With the vast distance to their far-flung planet, perhaps alien radios had just picked up Kim exploding on to the pop scene aged 20 with the smash-hit Kids in America – all attitude, spiky blonde hair and thick, black eyeliner.  

Suddenly, she was everywhere, delivering hit after hit – 25 singles made the UK charts top 50 between 1981 and 1996 including You Keep Me Hanging  On, Chequered Love and You Came – winning a Brit Award and opening for Michael Jackson’s 1988 Bad world tour.

‘That was amazing,’ she says. ‘It was such a privilege. I did 30-odd shows for Michael Jackson all over the world.’  What was he like? ‘An artist. Such talent. But apart from the publicity photo I didn’t see him. He was so private.’  

Another pop legend, David Bowie, who Kim also supported on tour, was more approachable. ‘He would come and wish me luck before the show. He was a positive person but I was star-struck by Bowie. He was doing his Sound + Vision album and he was awesome.’  

And then suddenly she was nowhere. Yes, she was still  making music and touring, but she seemed to have stepped out of the spotlight to make way for the likes of Madonna.

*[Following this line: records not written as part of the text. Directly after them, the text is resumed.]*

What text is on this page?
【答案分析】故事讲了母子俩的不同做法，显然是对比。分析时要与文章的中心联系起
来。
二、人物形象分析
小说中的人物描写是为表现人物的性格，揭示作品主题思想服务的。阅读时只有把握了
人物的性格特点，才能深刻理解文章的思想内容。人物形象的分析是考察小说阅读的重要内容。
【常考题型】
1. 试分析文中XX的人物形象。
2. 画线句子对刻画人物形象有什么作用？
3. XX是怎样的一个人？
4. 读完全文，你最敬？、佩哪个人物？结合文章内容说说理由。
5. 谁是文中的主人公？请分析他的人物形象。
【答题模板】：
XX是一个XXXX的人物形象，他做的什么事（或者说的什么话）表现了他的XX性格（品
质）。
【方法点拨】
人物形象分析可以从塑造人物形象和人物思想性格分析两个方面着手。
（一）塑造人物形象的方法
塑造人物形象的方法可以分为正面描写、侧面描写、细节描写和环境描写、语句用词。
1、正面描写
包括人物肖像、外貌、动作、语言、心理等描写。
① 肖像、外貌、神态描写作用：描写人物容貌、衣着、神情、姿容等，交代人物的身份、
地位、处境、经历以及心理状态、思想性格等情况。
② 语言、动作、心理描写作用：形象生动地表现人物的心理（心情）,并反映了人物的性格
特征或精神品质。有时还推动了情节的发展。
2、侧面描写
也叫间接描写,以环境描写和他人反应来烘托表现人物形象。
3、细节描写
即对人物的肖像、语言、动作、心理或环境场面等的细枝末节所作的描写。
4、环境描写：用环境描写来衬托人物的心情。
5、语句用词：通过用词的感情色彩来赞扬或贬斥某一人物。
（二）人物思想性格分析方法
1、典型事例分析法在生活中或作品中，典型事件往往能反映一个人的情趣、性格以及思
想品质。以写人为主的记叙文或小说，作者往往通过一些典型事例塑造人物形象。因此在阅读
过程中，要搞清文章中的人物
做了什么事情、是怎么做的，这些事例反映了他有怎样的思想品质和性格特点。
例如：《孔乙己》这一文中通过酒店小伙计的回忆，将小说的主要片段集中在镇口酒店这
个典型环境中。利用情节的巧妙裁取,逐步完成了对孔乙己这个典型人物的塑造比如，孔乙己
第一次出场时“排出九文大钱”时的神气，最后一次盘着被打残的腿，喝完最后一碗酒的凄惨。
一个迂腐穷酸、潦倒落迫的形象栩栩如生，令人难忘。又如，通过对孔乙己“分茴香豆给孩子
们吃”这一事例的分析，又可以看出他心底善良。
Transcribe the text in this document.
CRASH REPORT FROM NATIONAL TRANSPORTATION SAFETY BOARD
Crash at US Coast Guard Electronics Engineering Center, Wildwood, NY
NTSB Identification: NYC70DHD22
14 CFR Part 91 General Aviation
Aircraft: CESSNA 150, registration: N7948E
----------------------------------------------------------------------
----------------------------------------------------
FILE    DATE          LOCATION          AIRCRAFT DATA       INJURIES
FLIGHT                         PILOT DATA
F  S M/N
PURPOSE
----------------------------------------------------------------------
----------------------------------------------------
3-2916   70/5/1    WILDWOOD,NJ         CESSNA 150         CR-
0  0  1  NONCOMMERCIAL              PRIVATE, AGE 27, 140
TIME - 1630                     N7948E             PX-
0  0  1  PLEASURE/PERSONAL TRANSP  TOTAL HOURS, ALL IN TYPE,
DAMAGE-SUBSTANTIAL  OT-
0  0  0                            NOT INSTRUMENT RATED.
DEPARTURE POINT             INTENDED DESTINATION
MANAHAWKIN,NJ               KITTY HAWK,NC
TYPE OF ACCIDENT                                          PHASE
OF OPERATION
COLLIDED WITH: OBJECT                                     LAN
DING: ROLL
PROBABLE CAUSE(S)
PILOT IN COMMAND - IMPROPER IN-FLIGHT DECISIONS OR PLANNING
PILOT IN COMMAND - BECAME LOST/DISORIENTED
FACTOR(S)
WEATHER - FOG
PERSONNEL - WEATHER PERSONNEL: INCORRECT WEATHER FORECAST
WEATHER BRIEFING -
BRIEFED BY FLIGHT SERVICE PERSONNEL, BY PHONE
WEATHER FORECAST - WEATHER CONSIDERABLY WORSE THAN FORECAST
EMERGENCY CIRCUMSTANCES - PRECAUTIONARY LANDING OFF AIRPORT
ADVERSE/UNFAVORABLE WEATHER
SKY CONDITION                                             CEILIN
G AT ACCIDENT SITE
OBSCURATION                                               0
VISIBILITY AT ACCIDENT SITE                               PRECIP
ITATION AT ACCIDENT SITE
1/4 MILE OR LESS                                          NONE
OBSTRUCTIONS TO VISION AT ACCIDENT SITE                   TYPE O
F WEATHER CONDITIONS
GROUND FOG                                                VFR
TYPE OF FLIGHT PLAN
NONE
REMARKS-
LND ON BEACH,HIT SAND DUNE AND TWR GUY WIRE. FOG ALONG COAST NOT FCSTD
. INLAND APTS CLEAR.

Kim secured a starring role in The Who musical Tommy in the West End, married co-star Hal Fowler and threw herself into family life, going to horticultural college during her first pregnancy so she could learn to create a garden for her children, Harry, now 24,  and Rose, 22.  

She said she was ecstatic to change her name on her passport, cheque book and driving license. ‘I’d had a career,’ she told The Guardian. ‘It was exhausting, that career, and I was so relieved to be Mrs Fowler, under the radar completely and bringing up kids and taking them to school and cooking toad in the hole.’  

It turned out she was so good at landscape gardening however, that it launched a whole new career. She was asked to be a designer on  Channel Four’s Better Gardens and a year later started filming Garden Invaders for the BBC. She’s written two gardening books – Gardening with Children and The First-Time Gardener and in 2005 won Gold for her courtyard garden at Chelsea.  

‘That meant I had two careers and was also juggling raising two children I’d had within two years of each other. But I loved it all and I could never choose between music and gardening. I have to do both. Though my garden is my baby.’  

It was a video just before Christmas 2012 that unexpectedly put the focus back on her pop career when she was filmed singing on a train home from a Magic FM Christmas party wearing a pair of festive antlers.  

‘It was my brother Ricky’s idea,’  she laughs. ‘We’d had too many cocktails and he suggested singing and someone filmed it.’  

The clip went viral and Kim was back in demand as much for her music as her horticultural talents. Last year she celebrated 40 years in the music industry and is back touring with Boy George, Lulu and Bananarama.  

‘There’s a huge warmth between all the artists and, of course, George and I recorded Shine On together during lockdown. We’ve been friends for decades’. 

The show is a precursor to her Greatest Hits Tour across the UK in September before spanning Europe up to the end of the year. 

‘I’m excited,’ Kim says. ‘I’m currently trying out sets. It’s going to be fun. But I tour in the autumn because that’s when I can leave my garden.’  

Does she feel under pressure to still look as good as she did when she was young? ‘There’s a certain pressure but I’ve just accepted that. It’s part of my career. I’ve never felt overwhelmed to have anything done. There are far more interesting things to think about every day than my looks. Luckily, the music industry isn’t as mercenary as the movie business. As long as you can still carry a tune, and still walk, you go on forever. My dad [early UK rock n roll star, and Knebworth resident, Marty Wilde] is 83 and has just performed to a packed audience in London.’  

And with that assessment of her future, she’s off to tend to her beloved garden – ‘I’m growing kale, beetroot, courgettes, and baby cucumbers’ – where she can sip a cold drink, look up at the big sky, and maybe have another Wilde encounter.